Был приемный день. И женщины входили в палату с мокрыми волосами, растерянные от неожиданной непогоды, заставшей их на пути в клинику.
Первой вошла жена Добывальщикова — красивая, высокая. Она работала художником по костюмам на той же студии, что и он. Им всегда было о чем поговорить за часы свидания. У них обычно не бывало неловких пауз и желания поскорее расстаться.
Затем вошла Веточка. По намекам в радиограммах Ниточкин догадывался, что она опять беременна. Он дважды за эти полгода приходил в советские порты. Один раз в Архангельск — брали лес на Венецию, второй раз в Одессу — привезли апельсины из Марокко. И оба раза он радировал Веточке и просил приехать и переводил деньги. Но оба раза она не могла приехать.
— Ну, допрыгался! — сказала Веточка, бодрясь изо всех сил. — Я знала, что рано или поздно придется носить тебе передачи.
— Здравствуй, жена, — ответил Ниточкин. — Радуйся, что носишь передачи не в тюрьму, а всего-навсего в больницу.
— Когда все это случилось?
— Уже давно. Уже все в прошлом. Не волнуйся.
— Я и не волнуюсь, но ты должен сообщать мне такие вещи сразу.
— Зачем? Ты бы сорвалась с дачи раньше времени. А помочь все равно не могла. Я боялся, что лицо будет изуродовано.
— Шрамы украшают мужчину, — сказала Веточка.
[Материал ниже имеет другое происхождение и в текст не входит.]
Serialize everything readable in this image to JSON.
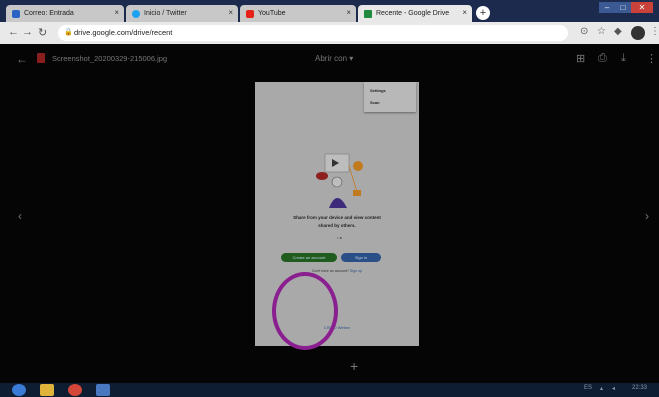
{
  "browser": {
    "tabs": [
      {
        "label": "Correo: Entrada",
        "color": "#2b63c4"
      },
      {
        "label": "Inicio / Twitter",
        "color": "#1da1f2"
      },
      {
        "label": "YouTube",
        "color": "#e62117"
      },
      {
        "label": "Recente - Google Drive",
        "color": "#1f8a3b"
      }
    ],
    "close_glyph": "×",
    "new_tab_glyph": "+",
    "url": "drive.google.com/drive/recent"
  },
  "viewer": {
    "file_name": "Screenshot_20200329-215006.jpg",
    "open_with": "Abrir con",
    "icons": [
      "back-arrow-icon",
      "add-to-drive-icon",
      "print-icon",
      "download-icon",
      "more-icon",
      "prev-icon",
      "next-icon",
      "add-icon"
    ]
  },
  "document": {
    "menu": [
      "Settings",
      "Scan"
    ],
    "promo_line1": "Share from your device and view content",
    "promo_line2": "shared by others.",
    "create_button": "Create an account",
    "signin_button": "Sign in",
    "signup_prefix": "Don't have an account?",
    "signup_link": "Sign up",
    "brand": "CISCO Webex"
  },
  "taskbar": {
    "apps": [
      {
        "name": "start",
        "color": "#3a7bd5"
      },
      {
        "name": "explorer",
        "color": "#e0b43a"
      },
      {
        "name": "chrome",
        "color": "#d44638"
      },
      {
        "name": "word",
        "color": "#4a78c0"
      }
    ],
    "tray_lang": "ES",
    "clock": "22:33"
  }
}
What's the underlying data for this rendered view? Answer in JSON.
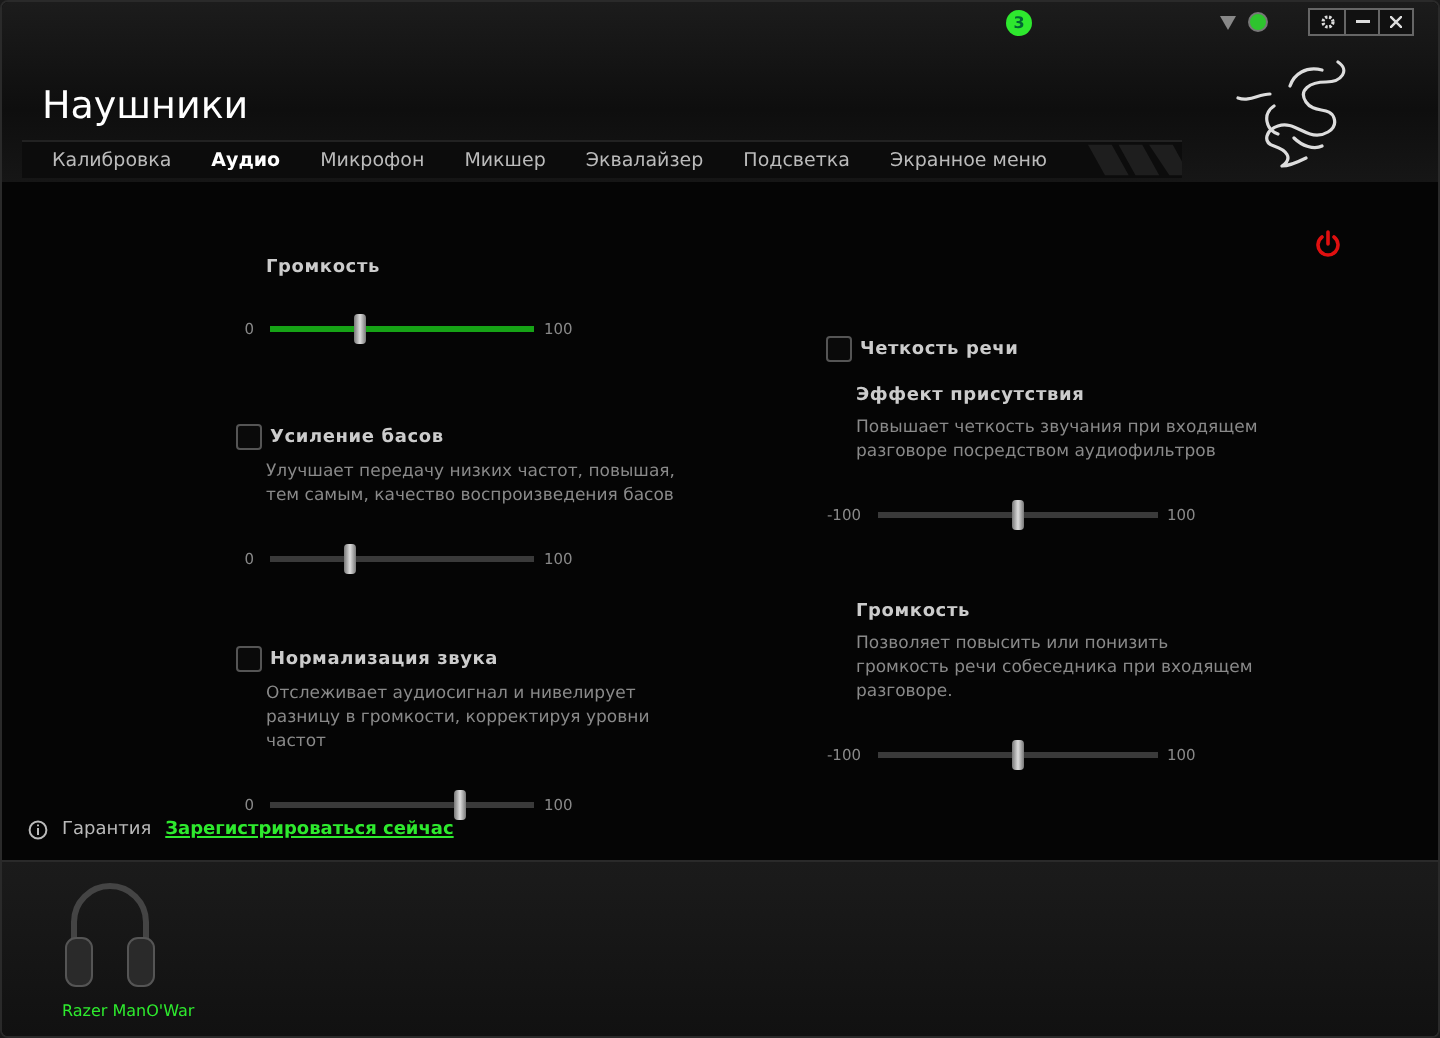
{
  "window": {
    "notification_count": "3",
    "title": "Наушники"
  },
  "tabs": [
    {
      "label": "Калибровка",
      "selected": false
    },
    {
      "label": "Аудио",
      "selected": true
    },
    {
      "label": "Микрофон",
      "selected": false
    },
    {
      "label": "Микшер",
      "selected": false
    },
    {
      "label": "Эквалайзер",
      "selected": false
    },
    {
      "label": "Подсветка",
      "selected": false
    },
    {
      "label": "Экранное меню",
      "selected": false
    }
  ],
  "left_column": [
    {
      "kind": "slider",
      "title": "Громкость",
      "slider": {
        "min": "0",
        "max": "100",
        "level": 0.34,
        "accent": true
      }
    },
    {
      "kind": "option",
      "title": "Усиление басов",
      "checked": false,
      "description": "Улучшает передачу низких частот, повышая, тем самым, качество воспроизведения басов",
      "slider": {
        "min": "0",
        "max": "100",
        "level": 0.3,
        "accent": false
      }
    },
    {
      "kind": "option",
      "title": "Нормализация звука",
      "checked": false,
      "description": "Отслеживает аудиосигнал и нивелирует разницу в громкости, корректируя уровни частот",
      "slider": {
        "min": "0",
        "max": "100",
        "level": 0.72,
        "accent": false
      }
    }
  ],
  "right_column": [
    {
      "kind": "toggle",
      "title": "Четкость речи",
      "checked": false
    },
    {
      "kind": "slider",
      "title": "Эффект присутствия",
      "description": "Повышает четкость звучания при входящем разговоре посредством аудиофильтров",
      "slider": {
        "min": "-100",
        "max": "100",
        "level": 0.5,
        "accent": false
      }
    },
    {
      "kind": "slider",
      "title": "Громкость",
      "description": "Позволяет повысить или понизить громкость речи собеседника при входящем разговоре.",
      "slider": {
        "min": "-100",
        "max": "100",
        "level": 0.5,
        "accent": false
      }
    }
  ],
  "warranty": {
    "label": "Гарантия",
    "link": "Зарегистрироваться сейчас"
  },
  "device": {
    "name": "Razer ManO'War"
  }
}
— Останется только вмятина на скуле.
— Ты прости мне пошлятину насчет шрамов, но я перепугалась… Побежала в Мурманск звонить, в пароходство… Что мы будем делать, если ты останешься инвалидом? — спросила Веточка, выкладывая пакетики в тумбочку. — Вот это спрячь, это нельзя проносить.
— Что это такое?
— Копченый угорь.
— Ты молодец, жена, — сказал Ниточкин. Они были женаты два года, но ему еще доставляло удовольствие говорить слово «жена».
— Я у тебя спрашиваю, что мы будем делать, если ты останешься инвалидом?